Дом в степи - Сакен Жунусов
Однако чудовище не думало уходить, скоро оно снова загрохотало рядом, еще ближе, чем прежде, и снова не тронуло норы, но волки уже не знали покоя, со злобным страхом прислушиваясь к опасности, надвигающейся неумолимо, медленными, сужающимися к норе кругами. И настала минута, когда грохот раздался над самыми головами, в нору посыпалась земля,- железная машина, задравшись на бугре, поросшем таволгой, нависла над ямой. Волчата с визгом бросились к лазу, но самец успел схватить одного в зубы и вырвался из-под самого носа чудовища. Следом за ним, тоже с детенышем в зубах, устремилась волчица.
Когда звери, сокрушая заросли, достигли другой стороны болота, сзади, на оставленном месте, раздались громкие человеческие голоса. Бросив детенышей в густую траву, волки повернули назад. Грузная, с длинными висящими сосками волчица совсем забыла о страхе. Она ринулась прямо на людские голоса, но самец вцепился ей клыками в загривок и не пустил, и она смирилась, тяжело поводя отощавшими боками, утихла и отошла к брошенным в траву волчатам, накрыла их теплым животом.

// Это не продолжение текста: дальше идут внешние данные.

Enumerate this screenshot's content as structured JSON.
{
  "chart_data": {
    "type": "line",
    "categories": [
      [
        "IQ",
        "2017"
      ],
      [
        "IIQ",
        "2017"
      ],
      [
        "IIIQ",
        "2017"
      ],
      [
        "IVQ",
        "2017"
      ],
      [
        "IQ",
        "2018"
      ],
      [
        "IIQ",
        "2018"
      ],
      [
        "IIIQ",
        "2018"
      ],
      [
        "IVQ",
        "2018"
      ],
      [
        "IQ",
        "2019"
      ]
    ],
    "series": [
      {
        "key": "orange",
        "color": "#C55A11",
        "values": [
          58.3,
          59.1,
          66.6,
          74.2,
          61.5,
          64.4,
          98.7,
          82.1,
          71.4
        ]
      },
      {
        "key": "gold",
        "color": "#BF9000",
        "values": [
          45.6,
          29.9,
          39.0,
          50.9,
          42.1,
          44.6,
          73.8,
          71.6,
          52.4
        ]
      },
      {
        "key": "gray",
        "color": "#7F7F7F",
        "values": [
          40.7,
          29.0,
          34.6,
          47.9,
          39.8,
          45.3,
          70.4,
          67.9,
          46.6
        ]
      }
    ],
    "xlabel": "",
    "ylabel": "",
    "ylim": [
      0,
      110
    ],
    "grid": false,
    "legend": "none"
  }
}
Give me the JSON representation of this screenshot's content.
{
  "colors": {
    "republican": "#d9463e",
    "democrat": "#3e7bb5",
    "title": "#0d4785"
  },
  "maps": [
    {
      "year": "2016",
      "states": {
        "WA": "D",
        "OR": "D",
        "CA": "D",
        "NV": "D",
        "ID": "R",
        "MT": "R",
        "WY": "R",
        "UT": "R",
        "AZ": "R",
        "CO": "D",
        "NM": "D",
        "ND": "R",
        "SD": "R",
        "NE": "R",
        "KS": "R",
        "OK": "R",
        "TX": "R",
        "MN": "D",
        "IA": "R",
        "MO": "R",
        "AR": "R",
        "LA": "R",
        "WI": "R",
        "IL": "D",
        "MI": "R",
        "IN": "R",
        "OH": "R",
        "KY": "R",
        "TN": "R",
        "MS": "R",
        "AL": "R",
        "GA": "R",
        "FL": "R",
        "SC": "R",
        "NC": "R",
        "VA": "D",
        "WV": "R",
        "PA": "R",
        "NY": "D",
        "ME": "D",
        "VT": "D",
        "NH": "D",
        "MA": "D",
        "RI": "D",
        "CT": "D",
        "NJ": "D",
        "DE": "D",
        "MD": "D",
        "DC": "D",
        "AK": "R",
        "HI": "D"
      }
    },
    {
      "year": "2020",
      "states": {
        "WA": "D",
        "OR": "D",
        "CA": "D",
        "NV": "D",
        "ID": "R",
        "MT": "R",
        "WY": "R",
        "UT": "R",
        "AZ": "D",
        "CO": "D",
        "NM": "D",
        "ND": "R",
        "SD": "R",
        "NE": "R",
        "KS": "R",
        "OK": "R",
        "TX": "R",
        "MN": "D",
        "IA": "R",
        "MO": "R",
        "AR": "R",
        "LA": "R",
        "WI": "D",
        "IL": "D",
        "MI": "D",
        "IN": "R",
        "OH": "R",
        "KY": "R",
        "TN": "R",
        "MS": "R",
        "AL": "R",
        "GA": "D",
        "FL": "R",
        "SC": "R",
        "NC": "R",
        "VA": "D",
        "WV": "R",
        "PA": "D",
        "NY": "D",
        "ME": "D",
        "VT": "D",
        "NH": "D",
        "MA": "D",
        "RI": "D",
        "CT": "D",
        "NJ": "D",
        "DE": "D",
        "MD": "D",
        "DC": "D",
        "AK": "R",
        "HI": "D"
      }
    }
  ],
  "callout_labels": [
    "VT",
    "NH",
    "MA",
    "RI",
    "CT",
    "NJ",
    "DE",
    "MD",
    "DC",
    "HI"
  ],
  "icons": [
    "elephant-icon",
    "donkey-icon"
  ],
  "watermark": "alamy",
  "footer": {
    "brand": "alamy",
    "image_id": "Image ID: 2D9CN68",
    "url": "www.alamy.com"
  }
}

Затаившись в камышах, самец не отрывал своих горящих ненавистью глаз от людей, беснующихся у
обнаруженной норы. Большой железный дом замер на пригорке, пугая сверкающими клыками. Внутри его что-то стучит и клокочет, выбрасывая хлопьями густой и едкий дым. Волк видел такие железные дома в степи, но видел лишь издалека, не рискуя приближаться, а вот так, рядом, он разглядывал его впервые. Чудовище сверкало выпученными глазищами и совсем не жалело степи,- после него остались на земле крутые борозды и комья.
Люди, слазившие в нору, выволокли четверых волчат, притихших от яркого света и гама. Волчата висели в их руках и не подавали голоса. Потом люди бросили их в раскрытую дверь своего железного дома и один из них забрался внутрь. Волк смотрел и видел, что второй человек пошел к плугам. Тотчас огромный дом затрясло, он отворотил от норы и пополз, перебирая сверкающими клыками. Следом за ним пластами переворачивалась черная земля. Видимо, чудовище отправилось на поиски новой ямы.
Волки лежали в зарослях до самой темноты. Весь день они наблюдали за степью и не узнавали тихого давно обжитого угла. Повсюду, где только можно было видеть, ползали по земле большие железные дома, переворачивая землю. Оставаться здесь дальше было невозможно.
Когда шум в степи утих, волки взяли спасенных детенышей в зубы и отправились искать повое логово. Не останавливаясь, они трусили всю ночь и наконец очутились на солончаках возле Жаман Туза. Там они облюбовали бугор и весь остаток ночи рыли яму. Вокруг было тихо, и сколько самец ни поднимал голову и ни принюхивался, опасности не ожидалось. Посвистывал на голой ровной земле ветер, и сухой курай легонько покачивал головкой. С наступлением дня волки разглядели высоко в небе парящего ястреба, и это первое живое существо на новом месте напоминало им не об опасности, а о голоде. Самец, задрав голову, загляделся на далекую птицу. От задранной вчера самки елика остался лишь вкус крови и память прошедшей сытости. Брюхо зверей подводило от голода, и надо было подумать о новой добыче.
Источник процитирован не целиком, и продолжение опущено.